No Hands Up

A questioning strategy where the teacher selects who answers rather than relying on raised hands, ensuring all learners are engaged and accountable for thinking.

Discussion
No Hands Up diagram

What is no hands up?

  • Pose a question to the whole class
  • Give thinking time before selecting a learner to answer
  • Choose the respondent yourself rather than taking volunteers
  • Use follow-up questions to deepen the response or redirect to another learner

How it works

No hands up changes the default classroom dynamic. In a traditional hands-up classroom, the same confident learners volunteer repeatedly while others disengage. By removing the option to volunteer, every learner must prepare an answer because anyone might be called upon.

The strategy works best with adequate thinking time. Pose the question, then wait. Five to ten seconds of silence feels long but is essential. During this time, every learner is thinking because they know they might be asked. Without thinking time, no hands up becomes a tool for catching learners out rather than supporting their thinking.

Select learners strategically. You are not choosing randomly; you are making professional judgements about who would benefit from answering, who needs checking, and who needs encouragement. Sometimes you select a learner you know can answer confidently. Sometimes you select one who might struggle, having prepared a scaffold or follow-up question.

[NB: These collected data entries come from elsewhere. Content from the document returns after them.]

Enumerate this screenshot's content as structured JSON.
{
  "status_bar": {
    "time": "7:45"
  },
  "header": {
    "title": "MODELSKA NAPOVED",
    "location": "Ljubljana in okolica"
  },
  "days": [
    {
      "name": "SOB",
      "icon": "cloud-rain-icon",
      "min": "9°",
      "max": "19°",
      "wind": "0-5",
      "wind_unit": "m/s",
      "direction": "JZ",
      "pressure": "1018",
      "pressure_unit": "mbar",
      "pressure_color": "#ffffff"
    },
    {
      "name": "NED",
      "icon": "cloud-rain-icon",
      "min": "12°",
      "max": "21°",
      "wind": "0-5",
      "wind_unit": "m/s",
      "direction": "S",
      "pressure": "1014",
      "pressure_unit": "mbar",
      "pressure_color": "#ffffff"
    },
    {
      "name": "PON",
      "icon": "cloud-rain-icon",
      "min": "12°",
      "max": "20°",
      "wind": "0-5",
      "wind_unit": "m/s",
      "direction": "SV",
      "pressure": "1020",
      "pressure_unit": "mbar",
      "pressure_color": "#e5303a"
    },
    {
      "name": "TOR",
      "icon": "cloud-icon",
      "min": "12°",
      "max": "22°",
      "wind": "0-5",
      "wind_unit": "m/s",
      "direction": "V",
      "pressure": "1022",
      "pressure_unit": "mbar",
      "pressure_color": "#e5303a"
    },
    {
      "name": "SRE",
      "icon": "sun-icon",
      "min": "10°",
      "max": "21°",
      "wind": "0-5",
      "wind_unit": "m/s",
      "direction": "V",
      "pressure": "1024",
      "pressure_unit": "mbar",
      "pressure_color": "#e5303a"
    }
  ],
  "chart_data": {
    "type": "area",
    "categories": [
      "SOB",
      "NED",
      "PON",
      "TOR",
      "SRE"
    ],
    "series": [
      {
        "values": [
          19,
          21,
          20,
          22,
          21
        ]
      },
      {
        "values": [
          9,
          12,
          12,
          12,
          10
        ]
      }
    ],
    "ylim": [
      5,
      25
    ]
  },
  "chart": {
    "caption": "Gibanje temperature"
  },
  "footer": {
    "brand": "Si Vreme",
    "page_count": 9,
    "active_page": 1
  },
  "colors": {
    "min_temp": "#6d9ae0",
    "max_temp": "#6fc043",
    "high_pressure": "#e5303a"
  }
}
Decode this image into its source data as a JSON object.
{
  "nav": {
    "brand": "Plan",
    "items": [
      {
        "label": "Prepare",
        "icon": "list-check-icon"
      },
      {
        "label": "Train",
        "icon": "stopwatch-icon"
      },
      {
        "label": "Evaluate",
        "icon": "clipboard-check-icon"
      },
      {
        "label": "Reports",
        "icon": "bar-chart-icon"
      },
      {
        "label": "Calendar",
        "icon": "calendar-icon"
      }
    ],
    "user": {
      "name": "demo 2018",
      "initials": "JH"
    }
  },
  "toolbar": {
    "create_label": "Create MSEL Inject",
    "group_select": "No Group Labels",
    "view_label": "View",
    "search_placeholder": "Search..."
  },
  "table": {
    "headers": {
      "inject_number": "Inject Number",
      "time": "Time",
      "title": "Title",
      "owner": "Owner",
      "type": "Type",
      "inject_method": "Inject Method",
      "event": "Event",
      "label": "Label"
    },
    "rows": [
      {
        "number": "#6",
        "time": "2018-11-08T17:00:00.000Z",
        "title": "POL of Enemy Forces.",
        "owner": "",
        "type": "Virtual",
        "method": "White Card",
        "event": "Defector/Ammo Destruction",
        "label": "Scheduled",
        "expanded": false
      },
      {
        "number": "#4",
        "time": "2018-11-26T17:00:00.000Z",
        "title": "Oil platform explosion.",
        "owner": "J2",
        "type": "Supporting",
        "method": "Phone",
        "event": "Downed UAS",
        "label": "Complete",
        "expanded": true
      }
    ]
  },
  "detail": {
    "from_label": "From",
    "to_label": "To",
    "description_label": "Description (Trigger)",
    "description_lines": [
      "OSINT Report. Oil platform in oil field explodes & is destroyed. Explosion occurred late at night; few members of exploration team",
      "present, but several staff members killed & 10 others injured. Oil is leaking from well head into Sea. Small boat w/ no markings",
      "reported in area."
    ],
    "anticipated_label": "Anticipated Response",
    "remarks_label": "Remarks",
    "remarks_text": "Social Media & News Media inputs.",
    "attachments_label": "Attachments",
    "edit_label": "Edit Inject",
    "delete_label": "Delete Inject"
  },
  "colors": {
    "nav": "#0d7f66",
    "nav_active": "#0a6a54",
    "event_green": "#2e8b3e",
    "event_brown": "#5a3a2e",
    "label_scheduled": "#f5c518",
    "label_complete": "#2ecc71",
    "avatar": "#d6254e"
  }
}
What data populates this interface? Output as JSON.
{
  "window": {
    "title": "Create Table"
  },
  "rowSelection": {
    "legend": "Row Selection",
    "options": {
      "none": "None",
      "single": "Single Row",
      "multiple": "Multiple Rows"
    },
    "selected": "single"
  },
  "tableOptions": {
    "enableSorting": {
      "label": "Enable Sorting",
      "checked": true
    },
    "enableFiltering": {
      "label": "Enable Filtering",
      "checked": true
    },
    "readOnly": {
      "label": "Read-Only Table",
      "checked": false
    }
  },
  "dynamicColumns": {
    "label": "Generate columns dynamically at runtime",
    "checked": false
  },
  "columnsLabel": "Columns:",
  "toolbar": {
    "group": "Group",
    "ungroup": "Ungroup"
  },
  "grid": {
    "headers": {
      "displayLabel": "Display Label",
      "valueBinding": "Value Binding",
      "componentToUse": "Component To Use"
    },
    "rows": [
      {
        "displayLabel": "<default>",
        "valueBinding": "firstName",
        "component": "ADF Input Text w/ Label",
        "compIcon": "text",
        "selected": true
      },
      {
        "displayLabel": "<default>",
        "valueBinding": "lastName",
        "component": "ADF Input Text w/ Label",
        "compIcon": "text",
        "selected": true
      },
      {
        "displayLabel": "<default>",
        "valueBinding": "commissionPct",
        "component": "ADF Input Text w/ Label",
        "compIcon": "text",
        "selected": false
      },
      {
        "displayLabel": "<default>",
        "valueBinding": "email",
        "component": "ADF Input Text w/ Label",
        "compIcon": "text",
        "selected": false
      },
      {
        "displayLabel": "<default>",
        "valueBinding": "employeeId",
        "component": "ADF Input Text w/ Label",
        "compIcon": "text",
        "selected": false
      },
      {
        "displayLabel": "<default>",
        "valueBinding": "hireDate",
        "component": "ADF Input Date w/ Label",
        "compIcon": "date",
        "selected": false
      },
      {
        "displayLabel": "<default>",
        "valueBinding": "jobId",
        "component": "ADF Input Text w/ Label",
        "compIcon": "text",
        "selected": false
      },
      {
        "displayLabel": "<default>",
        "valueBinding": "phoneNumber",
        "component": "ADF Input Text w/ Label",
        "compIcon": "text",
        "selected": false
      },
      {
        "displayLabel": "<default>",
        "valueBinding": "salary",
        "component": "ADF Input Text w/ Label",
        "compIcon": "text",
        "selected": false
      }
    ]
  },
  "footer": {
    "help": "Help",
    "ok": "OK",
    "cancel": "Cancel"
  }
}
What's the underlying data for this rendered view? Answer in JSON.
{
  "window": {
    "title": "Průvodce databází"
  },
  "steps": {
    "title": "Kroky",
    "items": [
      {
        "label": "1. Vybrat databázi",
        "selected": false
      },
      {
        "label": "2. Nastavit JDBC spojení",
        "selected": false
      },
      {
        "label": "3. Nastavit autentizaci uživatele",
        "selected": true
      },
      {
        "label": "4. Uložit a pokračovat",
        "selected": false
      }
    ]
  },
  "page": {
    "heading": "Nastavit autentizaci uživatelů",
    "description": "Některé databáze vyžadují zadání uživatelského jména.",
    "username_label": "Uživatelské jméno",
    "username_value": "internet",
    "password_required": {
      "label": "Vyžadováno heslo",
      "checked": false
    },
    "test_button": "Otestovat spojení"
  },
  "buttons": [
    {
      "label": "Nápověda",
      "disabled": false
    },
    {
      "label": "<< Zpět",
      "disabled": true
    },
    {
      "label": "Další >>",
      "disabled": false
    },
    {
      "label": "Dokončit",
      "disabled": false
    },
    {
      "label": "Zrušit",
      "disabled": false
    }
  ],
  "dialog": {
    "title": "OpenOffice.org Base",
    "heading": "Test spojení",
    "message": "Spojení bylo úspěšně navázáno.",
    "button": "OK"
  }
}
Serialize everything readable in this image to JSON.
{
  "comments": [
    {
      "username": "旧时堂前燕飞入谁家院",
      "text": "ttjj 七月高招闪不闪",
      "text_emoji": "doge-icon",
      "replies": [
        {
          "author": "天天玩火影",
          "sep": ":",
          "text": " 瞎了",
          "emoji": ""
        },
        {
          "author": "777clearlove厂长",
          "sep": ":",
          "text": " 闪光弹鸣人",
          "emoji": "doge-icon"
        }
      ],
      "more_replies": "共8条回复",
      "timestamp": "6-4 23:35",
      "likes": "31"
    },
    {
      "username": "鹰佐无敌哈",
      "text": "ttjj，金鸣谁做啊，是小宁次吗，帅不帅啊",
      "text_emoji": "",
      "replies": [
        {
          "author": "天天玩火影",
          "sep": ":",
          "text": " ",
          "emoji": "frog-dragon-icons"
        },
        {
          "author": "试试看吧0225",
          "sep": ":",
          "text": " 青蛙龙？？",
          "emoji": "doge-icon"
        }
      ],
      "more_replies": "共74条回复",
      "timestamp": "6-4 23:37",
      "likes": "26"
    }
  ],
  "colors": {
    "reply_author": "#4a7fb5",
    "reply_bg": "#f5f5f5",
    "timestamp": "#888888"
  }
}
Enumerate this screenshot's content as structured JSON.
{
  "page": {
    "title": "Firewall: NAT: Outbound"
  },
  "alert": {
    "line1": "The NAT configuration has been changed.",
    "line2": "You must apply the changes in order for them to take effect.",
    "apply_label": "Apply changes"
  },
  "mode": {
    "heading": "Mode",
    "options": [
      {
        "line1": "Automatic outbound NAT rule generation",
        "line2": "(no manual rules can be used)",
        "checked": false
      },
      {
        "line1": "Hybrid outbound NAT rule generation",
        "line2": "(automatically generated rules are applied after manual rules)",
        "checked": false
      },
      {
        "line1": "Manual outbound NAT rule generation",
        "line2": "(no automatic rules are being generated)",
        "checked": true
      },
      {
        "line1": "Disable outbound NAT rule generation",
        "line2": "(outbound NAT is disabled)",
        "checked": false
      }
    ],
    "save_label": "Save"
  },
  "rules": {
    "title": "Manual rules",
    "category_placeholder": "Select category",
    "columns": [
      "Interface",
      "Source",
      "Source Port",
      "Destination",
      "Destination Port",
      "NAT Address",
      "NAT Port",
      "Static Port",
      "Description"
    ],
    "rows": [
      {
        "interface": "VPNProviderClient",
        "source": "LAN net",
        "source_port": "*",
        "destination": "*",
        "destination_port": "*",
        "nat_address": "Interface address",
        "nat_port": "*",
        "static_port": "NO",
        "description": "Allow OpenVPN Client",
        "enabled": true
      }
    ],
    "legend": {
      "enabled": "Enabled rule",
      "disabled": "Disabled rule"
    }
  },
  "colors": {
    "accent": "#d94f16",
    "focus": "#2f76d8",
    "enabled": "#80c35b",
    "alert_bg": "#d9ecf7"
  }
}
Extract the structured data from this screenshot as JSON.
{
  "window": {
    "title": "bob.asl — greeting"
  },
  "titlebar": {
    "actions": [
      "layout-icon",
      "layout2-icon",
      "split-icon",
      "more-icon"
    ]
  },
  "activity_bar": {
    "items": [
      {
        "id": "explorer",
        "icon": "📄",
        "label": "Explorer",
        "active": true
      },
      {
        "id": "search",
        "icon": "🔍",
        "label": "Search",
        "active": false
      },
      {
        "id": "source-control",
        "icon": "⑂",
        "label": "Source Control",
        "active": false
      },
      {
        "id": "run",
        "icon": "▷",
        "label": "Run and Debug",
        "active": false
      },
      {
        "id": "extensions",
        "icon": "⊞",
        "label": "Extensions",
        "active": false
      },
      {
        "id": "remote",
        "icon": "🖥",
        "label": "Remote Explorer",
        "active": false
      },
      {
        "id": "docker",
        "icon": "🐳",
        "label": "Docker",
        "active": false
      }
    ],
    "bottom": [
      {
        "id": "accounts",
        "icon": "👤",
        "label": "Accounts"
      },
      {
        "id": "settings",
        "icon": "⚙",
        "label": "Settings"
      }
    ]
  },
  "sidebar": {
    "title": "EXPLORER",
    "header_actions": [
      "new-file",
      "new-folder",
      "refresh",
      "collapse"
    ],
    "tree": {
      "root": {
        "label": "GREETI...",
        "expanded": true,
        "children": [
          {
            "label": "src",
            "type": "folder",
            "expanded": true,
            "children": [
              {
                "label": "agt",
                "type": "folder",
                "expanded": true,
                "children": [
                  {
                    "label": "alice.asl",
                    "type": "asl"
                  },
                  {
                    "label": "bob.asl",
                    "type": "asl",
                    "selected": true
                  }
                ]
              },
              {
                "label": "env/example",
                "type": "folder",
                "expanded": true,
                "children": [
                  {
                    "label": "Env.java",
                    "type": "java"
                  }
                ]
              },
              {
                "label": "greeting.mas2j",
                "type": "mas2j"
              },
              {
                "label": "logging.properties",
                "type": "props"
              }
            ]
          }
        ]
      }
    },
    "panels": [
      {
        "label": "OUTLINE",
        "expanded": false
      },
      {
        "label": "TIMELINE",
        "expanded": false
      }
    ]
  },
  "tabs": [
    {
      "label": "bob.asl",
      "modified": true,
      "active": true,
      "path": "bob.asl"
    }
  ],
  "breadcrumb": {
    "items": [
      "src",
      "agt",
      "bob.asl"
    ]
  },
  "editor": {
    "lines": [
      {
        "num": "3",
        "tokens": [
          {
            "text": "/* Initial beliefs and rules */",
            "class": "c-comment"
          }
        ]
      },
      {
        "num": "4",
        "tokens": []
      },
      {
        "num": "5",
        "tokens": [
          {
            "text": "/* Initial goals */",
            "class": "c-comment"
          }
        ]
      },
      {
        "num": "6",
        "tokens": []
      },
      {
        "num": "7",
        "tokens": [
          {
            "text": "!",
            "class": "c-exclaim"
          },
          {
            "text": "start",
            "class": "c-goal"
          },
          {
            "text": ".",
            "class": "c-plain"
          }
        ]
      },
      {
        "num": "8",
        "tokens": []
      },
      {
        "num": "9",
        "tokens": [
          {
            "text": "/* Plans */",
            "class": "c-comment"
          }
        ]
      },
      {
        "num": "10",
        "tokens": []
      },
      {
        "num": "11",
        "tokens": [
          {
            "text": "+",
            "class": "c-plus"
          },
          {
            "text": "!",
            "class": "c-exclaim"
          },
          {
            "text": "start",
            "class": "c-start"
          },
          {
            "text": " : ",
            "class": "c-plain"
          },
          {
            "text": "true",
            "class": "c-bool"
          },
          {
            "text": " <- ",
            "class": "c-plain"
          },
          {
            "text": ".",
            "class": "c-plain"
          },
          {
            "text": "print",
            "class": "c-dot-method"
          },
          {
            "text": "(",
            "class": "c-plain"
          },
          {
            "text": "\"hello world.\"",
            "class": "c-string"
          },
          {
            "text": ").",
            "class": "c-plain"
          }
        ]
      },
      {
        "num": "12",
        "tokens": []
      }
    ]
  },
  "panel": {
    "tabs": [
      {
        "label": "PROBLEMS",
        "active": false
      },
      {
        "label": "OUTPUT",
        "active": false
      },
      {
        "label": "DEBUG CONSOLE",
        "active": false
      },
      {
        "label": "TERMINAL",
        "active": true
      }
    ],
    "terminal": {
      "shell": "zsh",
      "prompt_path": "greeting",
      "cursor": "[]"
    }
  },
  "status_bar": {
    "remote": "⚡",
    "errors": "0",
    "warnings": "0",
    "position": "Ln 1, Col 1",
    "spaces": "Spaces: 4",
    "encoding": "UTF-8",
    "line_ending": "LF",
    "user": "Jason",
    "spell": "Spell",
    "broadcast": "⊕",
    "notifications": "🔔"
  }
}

No hands up does not mean learners never volunteer. It means volunteering is not the default. You might use no hands up for the main questioning sequence, then open up to volunteers for extension questions. The key principle is that the teacher controls the distribution of questions to ensure equity and engagement.

Classroom example

A Year 4 Languages, Literacy and Communication class in a Neath Port Talbot school is discussing a class novel. The teacher asks: "Why do you think the character decided to leave home?" She waits eight seconds, scanning the room. She selects a quieter learner who rarely volunteers. He gives a thoughtful answer about the character feeling trapped. The teacher asks a follow-up: "What evidence from the text supports that?" He finds a relevant quote. The teacher then bounces to another learner: "Do you agree with that interpretation?" This creates a dialogue across the class rather than a ping-pong exchange between teacher and one learner.

Curriculum for Wales connection

No hands up develops the "Plan" strand of thinking skills by requiring all learners to formulate responses and prepare their thinking. It supports the Four Purposes by developing "ambitious, capable learners" who engage actively and "ethical, informed citizens" who listen to and build on the contributions of others.

Rainbow Curriculum's Thinking Tools lens helps you plan where inclusive questioning strategies are embedded across your curriculum, ensuring every learner's thinking is valued and made visible.

Tips

  • Always provide thinking time. No hands up without thinking time is unfair and counterproductive.
  • Use lollipop sticks or a random name generator occasionally to add variety, but strategic selection is usually more effective.
  • A common pitfall: using no hands up as a behaviour management tool to catch inattentive learners. This creates anxiety rather than engagement.
  • Combine with talk partners so learners can rehearse their answer before being called on.
  • Praise the quality of thinking, not just correct answers, to build a safe culture around the strategy.